Here is the reference stacktrace:

java.lang.IllegalStateException: failed to create a child event loop
    at io.netty.util.concurrent.MultithreadEventExecutorGroup.<init>(MultithreadEventExecutorGroup.java:88)
    at io.netty.util.concurrent.MultithreadEventExecutorGroup.<init>(MultithreadEventExecutorGroup.java:58)
    at io.netty.channel.MultithreadEventLoopGroup.<init>(MultithreadEventLoopGroup.java:52)
    at io.netty.channel.nio.NioEventLoopGroup.<init>(NioEventLoopGroup.java:87)
    at io.netty.channel.nio.NioEventLoopGroup.<init>(NioEventLoopGroup.java:82)
    at io.netty.channel.nio.NioEventLoopGroup.<init>(NioEventLoopGroup.java:63)
    at io.netty.channel.nio.NioEventLoopGroup.<init>(NioEventLoopGroup.java:51)
    at io.netty.channel.nio.NioEventLoopGroup.<init>(NioEventLoopGroup.java:43)
    at org.mockserver.client.netty.websocket.WebSocketClient.<init>(WebSocketClient.java:32)
    at org.mockserver.client.ForwardChainExpectation.respond(ForwardChainExpectation.java:70)
    ... much more
Caused by: io.netty.channel.ChannelException: failed to open a new selector
    at io.netty.channel.nio.NioEventLoop.openSelector(NioEventLoop.java:175)
    at io.netty.channel.nio.NioEventLoop.<init>(NioEventLoop.java:149)
    at io.netty.channel.nio.NioEventLoopGroup.newChild(NioEventLoopGroup.java:127)
    at io.netty.channel.nio.NioEventLoopGroup.newChild(NioEventLoopGroup.java:36)
    at io.netty.util.concurrent.MultithreadEventExecutorGroup.<init>(MultithreadEventExecutorGroup.java:84)
    ... 59 more
Caused by: java.io.IOException: Too many open files
    at sun.nio.ch.IOUtil.makePipe(Native Method)
    at sun.nio.ch.EPollSelectorImpl.<init>(EPollSelectorImpl.java:65)
    at sun.nio.ch.EPollSelectorProvider.openSelector(EPollSelectorProvider.java:36)
    at io.netty.channel.nio.NioEventLoop.openSelector(NioEventLoop.java:173)
    ... 63 more
jamesdbloom commented 5 years ago

I agree and I can re-use the NioEventLoopGroup from the MockServerClient (i.e. NettyHttpClient). It may also be possible to re-use the same WebSocketClient for multiple expectations by increasing the multiplexing, although if I remember this was how it was initially implemented and there where issues with numerous requests and responses passing over the same WebSocket due to poor pipelining. From memory that is why there was a separate NioEventLoopGroup per client, because there was originally only a single client so this didn't matter.

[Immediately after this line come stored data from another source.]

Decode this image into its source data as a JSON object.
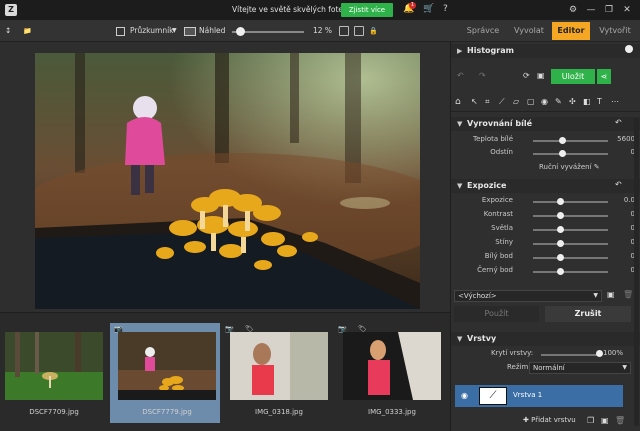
{
  "titlebar": {
    "logo": "Z",
    "welcome": "Vítejte ve světě skvělých fotek",
    "cta": "Zjistit více",
    "notification_count": "1",
    "bell_icon": "🔔",
    "cart_icon": "🛒",
    "help_icon": "?",
    "settings_icon": "⚙",
    "minimize_icon": "—",
    "maximize_icon": "❐",
    "close_icon": "✕"
  },
  "toolbar": {
    "sort_icon": "↕",
    "folder_icon": "📁",
    "browser_label": "Průzkumník",
    "preview_label": "Náhled",
    "zoom": "12 %",
    "lock_icon": "🔒"
  },
  "tabs": [
    {
      "label": "Správce"
    },
    {
      "label": "Vyvolat"
    },
    {
      "label": "Editor"
    },
    {
      "label": "Vytvořit"
    }
  ],
  "filmstrip": [
    {
      "name": "DSCF7709.jpg"
    },
    {
      "name": "DSCF7779.jpg"
    },
    {
      "name": "IMG_0318.jpg"
    },
    {
      "name": "IMG_0333.jpg"
    }
  ],
  "panel": {
    "histogram": "Histogram",
    "save_label": "Uložit",
    "white_balance": {
      "title": "Vyrovnání bílé",
      "rows": [
        {
          "label": "Teplota bílé",
          "value": "5600",
          "level": 0.38
        },
        {
          "label": "Odstín",
          "value": "0",
          "level": 0.38
        }
      ],
      "manual": "Ruční vyvážení"
    },
    "exposure": {
      "title": "Expozice",
      "rows": [
        {
          "label": "Expozice",
          "value": "0.0",
          "level": 0.36
        },
        {
          "label": "Kontrast",
          "value": "0",
          "level": 0.36
        },
        {
          "label": "Světla",
          "value": "0",
          "level": 0.36
        },
        {
          "label": "Stíny",
          "value": "0",
          "level": 0.36
        },
        {
          "label": "Bílý bod",
          "value": "0",
          "level": 0.36
        },
        {
          "label": "Černý bod",
          "value": "0",
          "level": 0.36
        }
      ]
    },
    "preset": "<Výchozí>",
    "apply": "Použít",
    "cancel": "Zrušit",
    "layers": {
      "title": "Vrstvy",
      "opacity_label": "Krytí vrstvy:",
      "opacity_value": "100%",
      "opacity_level": 1.0,
      "mode_label": "Režim:",
      "mode_value": "Normální",
      "layer_name": "Vrstva 1",
      "add_layer": "Přidat vrstvu"
    }
  },
  "colors": {
    "accent": "#f5a623",
    "cta": "#2fb24a",
    "layer_selected": "#3a6ea5",
    "thumb_selected": "#6d8bab"
  }
}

So, initially I can share the NioEventLoopGroup, once that is working I'll see if it is possible to share the WebSocketClient as well.

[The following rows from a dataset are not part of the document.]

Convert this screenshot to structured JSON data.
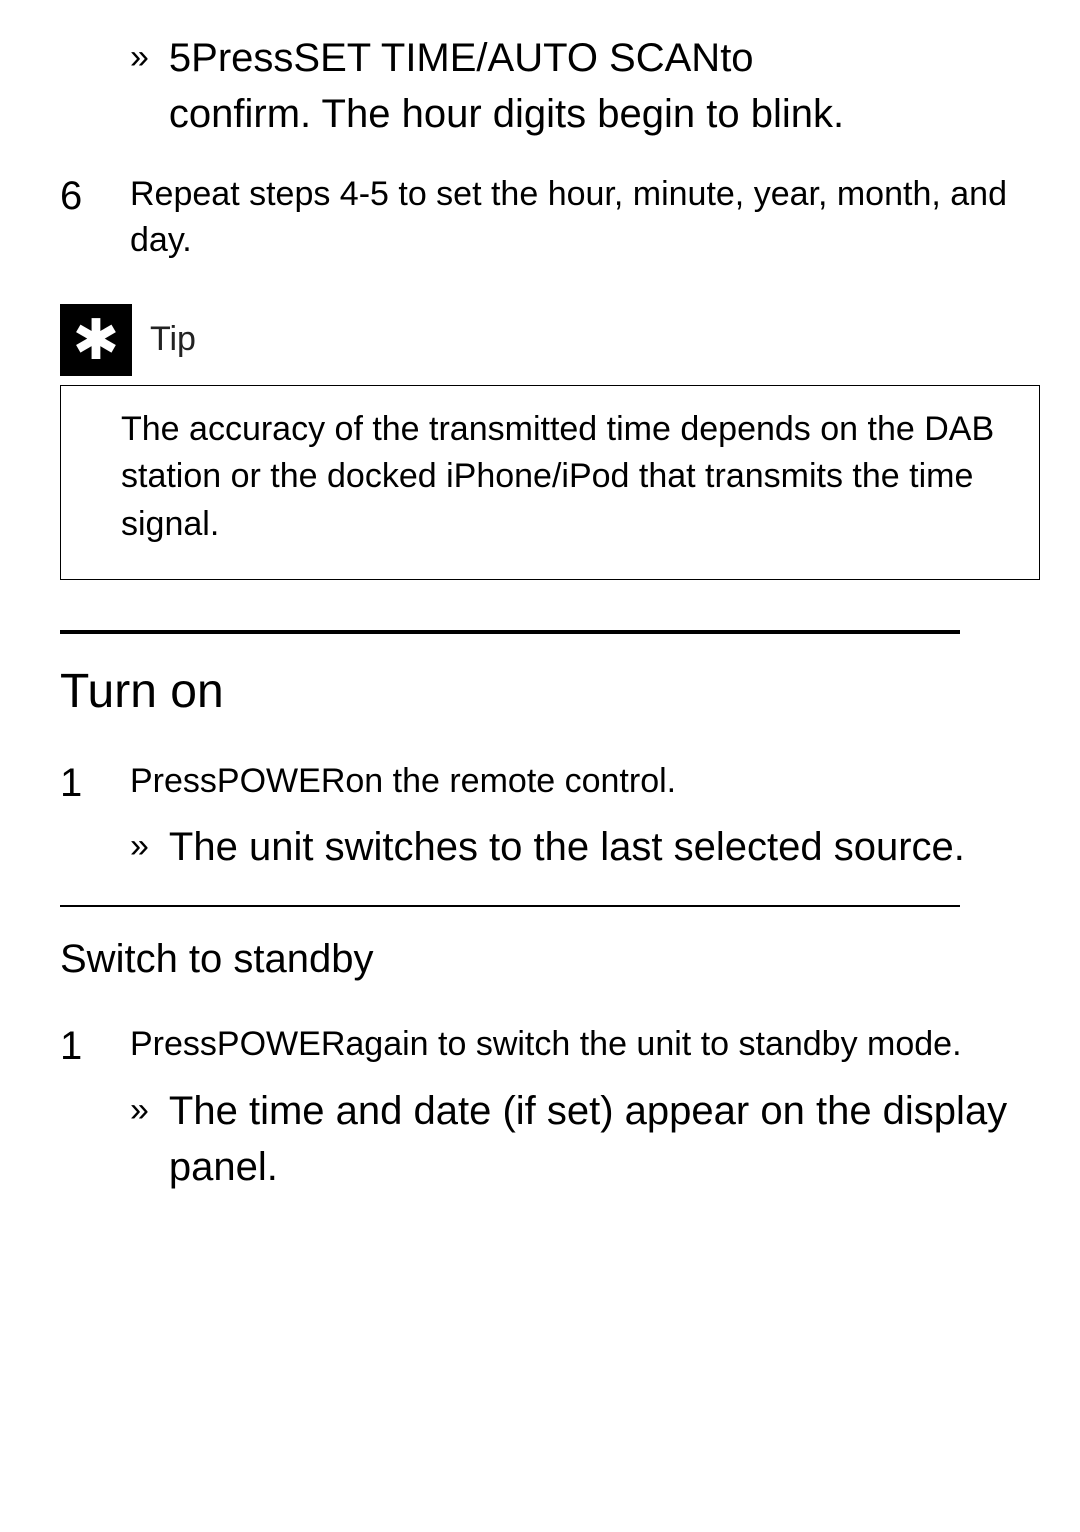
{
  "top_sub": {
    "arrow": "»",
    "line1_a": "5Press",
    "line1_b": "SET TIME/AUTO SCAN",
    "line1_c": "to",
    "line2": "conﬁrm. The hour digits begin to blink."
  },
  "step6": {
    "num": "6",
    "text": "Repeat steps 4-5 to set the hour, minute, year, month, and day."
  },
  "tip": {
    "label": "Tip",
    "body": "The accuracy of the transmitted time depends on the DAB station or the docked iPhone/iPod that transmits the time signal."
  },
  "turn_on": {
    "heading": "Turn on",
    "step1_num": "1",
    "step1_a": "Press",
    "step1_b": "POWER",
    "step1_c": "on the remote control.",
    "sub_arrow": "»",
    "sub_text": "The unit switches to the last selected source."
  },
  "standby": {
    "heading": "Switch to standby",
    "step1_num": "1",
    "step1_a": "Press",
    "step1_b": "POWER",
    "step1_c": "again to switch the unit to standby mode.",
    "sub_arrow": "»",
    "sub_text": "The time and date (if set) appear on the display panel."
  }
}
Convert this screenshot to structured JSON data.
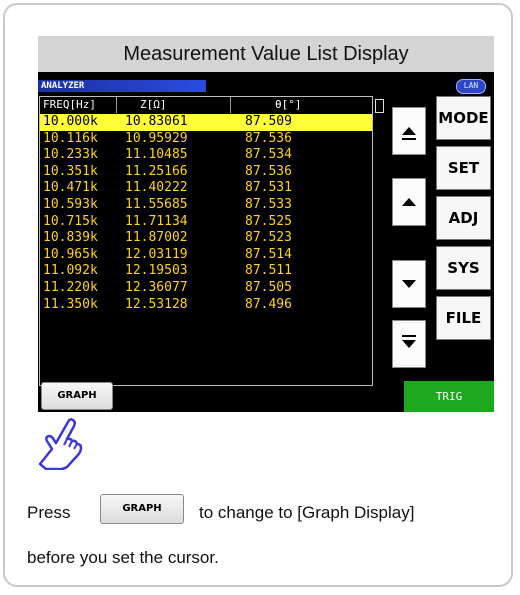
{
  "title": "Measurement Value List Display",
  "screen": {
    "mode_tab": "ANALYZER",
    "lan_badge": "LAN",
    "headers": {
      "freq": "FREQ[Hz]",
      "z": "Z[Ω]",
      "theta": "θ[°]"
    },
    "rows": [
      {
        "freq": "10.000k",
        "z": "10.83061",
        "theta": "87.509"
      },
      {
        "freq": "10.116k",
        "z": "10.95929",
        "theta": "87.536"
      },
      {
        "freq": "10.233k",
        "z": "11.10485",
        "theta": "87.534"
      },
      {
        "freq": "10.351k",
        "z": "11.25166",
        "theta": "87.536"
      },
      {
        "freq": "10.471k",
        "z": "11.40222",
        "theta": "87.531"
      },
      {
        "freq": "10.593k",
        "z": "11.55685",
        "theta": "87.533"
      },
      {
        "freq": "10.715k",
        "z": "11.71134",
        "theta": "87.525"
      },
      {
        "freq": "10.839k",
        "z": "11.87002",
        "theta": "87.523"
      },
      {
        "freq": "10.965k",
        "z": "12.03119",
        "theta": "87.514"
      },
      {
        "freq": "11.092k",
        "z": "12.19503",
        "theta": "87.511"
      },
      {
        "freq": "11.220k",
        "z": "12.36077",
        "theta": "87.505"
      },
      {
        "freq": "11.350k",
        "z": "12.53128",
        "theta": "87.496"
      }
    ],
    "selected_row": 0,
    "side_buttons": [
      "MODE",
      "SET",
      "ADJ",
      "SYS",
      "FILE"
    ],
    "graph_button": "GRAPH",
    "trig_button": "TRIG",
    "colors": {
      "row_text": "#ffd21f",
      "selected_bg": "#ffff3a",
      "trig_bg": "#1ea81e"
    }
  },
  "instruction": {
    "before": "Press",
    "button": "GRAPH",
    "after": "to change to [Graph Display]",
    "line2": "before you set the cursor."
  },
  "icons": {
    "pointer": "pointing-hand-icon"
  }
}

jamesdbloom commented 5 years ago

It is not feasible to have a single WebSocketClient because it is too complex on the client side to support this design across multiple clients in multiple languages. I have however shared the NioEventLoopGroup between the NettyHttpClient and the WebSocketClient this should resolve the issue because there is now only a single NioEventLoopGroup created per client.

hmil commented 5 years ago

Awesome, thanks for solving this so fast!